8.3 Until such time as the property in the Goods passed to the Buyer, the Buyer shall
hold the Goods as the Company’s fiduciary agent and bailee shall keep the Goods
separate from those of the Buyer and third parties and properly stored, protected and
insured and identified as the Company’s property. Until that time the Buyer shall be
entitled to resell or use the Goods in the ordinary course of its business but shall account
to the Company for the proceeds of the sale or otherwise of the Goods whether tangible
or intangible.
8.4 Until such time as the property in the Goods passes to the Buyer (and provided the
Goods are still existence and have not been resold the Company shall be entitled at any
time to require the Buyer to deliver up the Goods to the Company and if the Buyer fails
To do so forthwith to enter any premises of the Buyer or any third party where the Goods
are stored and repossess the Goods.
8.5 The Buyer shall not be entitled to pledge or in any way charge by way of security for
any indebtedness any of the Goods which remain the property of the Company but if the
Buyer does so all monies owing by the Buyer to the Company shall (without prejudice to
any other right or remedy of the Company) forthwith become due and payable.
- Insolvency of the Buyer
9.1 This clause applies if:
9.1.1 the Buyer makes any voluntary with its creditors or becomes subject to an
administration order or (being an individual for firm) becomes bankrupt (being a
company) goes into liquidation (otherwise than for the purpose of amalgamation or
reconstruction) or
9.1.2 an encumbrance takes possession or a receiver or manager or administrator
receiver or administrator is appointed of any of the property or assets of the Buyer or
9.1.3 the Buyer ceases or threatens to cease to carry on business or
9.1.4 the Company reasonably apprehends that any of the events mentioned above is
about to occur in relation to the Buyer and notifies the Buyer accordingly
9.2 If this clause applies ,without prejudice to any other right or remedy to the
Company, the Company shall be entitled to cancel the Company or suspend any further
deliveries under the contract without liability to the Buyer and if the Goods have been
delivered but not paid for shall become immediately due and payable notwithstanding
any previous agreement to the contrary.
- Information
The Company will provide the Buyer on request with information to the proper and safe
use of the Goods and the Buyer shall at all times obey and comply with and shall
procure that any third party shall comply with the Company instructions or other
information relating to the use of the Goods.
- General
11.1 Any notice required or permitted to be given by either party to the other under these
conditions shall be in writing addressed to that other party at its registered office or
principal place of business or such other address as may at the relevant time have been
notified pursuant to this provision to the party giving notice.

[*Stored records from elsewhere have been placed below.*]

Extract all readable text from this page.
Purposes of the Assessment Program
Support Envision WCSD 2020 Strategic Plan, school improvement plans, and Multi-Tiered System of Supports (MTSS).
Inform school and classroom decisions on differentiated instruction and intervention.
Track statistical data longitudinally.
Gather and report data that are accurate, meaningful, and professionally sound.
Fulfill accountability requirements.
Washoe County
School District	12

11.2 No waiver by the Company of any breach of the Contract by the Buyer shall be
considered as a waiver of any subsequent breach of the same of any other provision.
11.3 if any provision of the Conditions is held by any competent authority to be invalid or
unenforceable in whole or in part the validity of the other provisions of these conditions
and the remainder of the provision in question shall not be affected thereby.
11.4 The Contract and the Conditions shall be governed by the laws of England.
11.5 The parties hereby submit to the exclusive jurisdiction of the English courts.